De même, rappelle le document, « l’organisation des élections à l’Assemblée constituante exige de mettre en place un processus participatif des institutions politiques légitimes, telles que la Cour Constitutionnelle, la Commission Electorale Nationale Indépendante (CENI), les Forces de l’ordre, de sécurité et de défense, et la Haute Autorité de l’Audiovisuel et de la Communication (HAAC) ».

Victor ALIPUI, président du GRAD

Pour une refondation du Togo, le GRAD recommande la mise en place de trois structures composées d’hommes d’expérience à savoir la Commission présidentielle de trois membres (une personnalité de la société civile, un Officier supérieur des Forces Armées à la retraite, un Juriste de haut niveau), le Conseil des ministres de 15 membres (président du Conseil des ministres, six ministres à savoir un par région plus la Commune de Lomé, neuf ministres technocrates y compris un représentants de la diaspora) et enfin, des institutions opérationnelles d’appui recomposées (la Cour constitutionnelle, la CENI et la HAAC).

Pour le GRAD de Victor ALIPUI, « ces institutions, en particulier la Cour constitutionnelle, la CENI et la HAAG, doivent en outre revoir la composition et le mode de désignation de leurs membres afin de leur conférer l’autorité nécessaire pour accomplir leurs fonctions en toute indépendance.

Quant aux Forces de l’ordre et de sécurité, recommande le document de l’ancien ministres et ses pairs, « elles doivent prendre des mesures de sécurité permettant de rassurer la population togolaise traumatisée et d’éradiquer les milices, au cas où elles existeraient toujours ».
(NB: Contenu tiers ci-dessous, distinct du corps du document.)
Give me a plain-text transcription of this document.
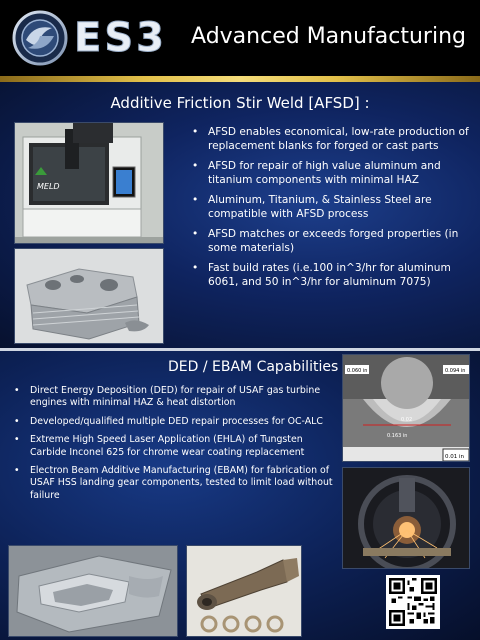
ES3 Advanced Manufacturing
Additive Friction Stir Weld [AFSD] :
MELD
• AFSD enables economical, low-rate production of replacement blanks for forged or cast parts
• AFSD for repair of high value aluminum and titanium components with minimal HAZ
• Aluminum, Titanium, & Stainless Steel are compatible with AFSD process
• AFSD matches or exceeds forged properties (in some materials)
• Fast build rates (i.e.100 in^3/hr for aluminum 6061, and 50 in^3/hr for aluminum 7075)
DED / EBAM Capabilities
• Direct Energy Deposition (DED) for repair of USAF gas turbine engines with minimal HAZ & heat distortion
• Developed/qualified multiple DED repair processes for OC-ALC
• Extreme High Speed Laser Application (EHLA) of Tungsten Carbide Inconel 625 for chrome wear coating replacement
• Electron Beam Additive Manufacturing (EBAM) for fabrication of USAF HSS landing gear components, tested to limit load without failure
0.060 in	0.094 in
0.02
0.163 in
0.01 in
En effet, note relève le document, « le rapport de l’enquête conduite par les Nations unies, au lendemain de la crise électorale d’avril 2005, signale l’existence de ces milices et recommande leur dissolution dans le cadre de la lutte contre les violences politiques dans le pays ».

Une fois les améliorations préconisées effectuées, souligne le GRAD, « le gouvernement de transition pourra convoquer le corps électoral pour l’Assemblée constituante ». « Laquelle devra conduire à l’adoption des réformes politiques ».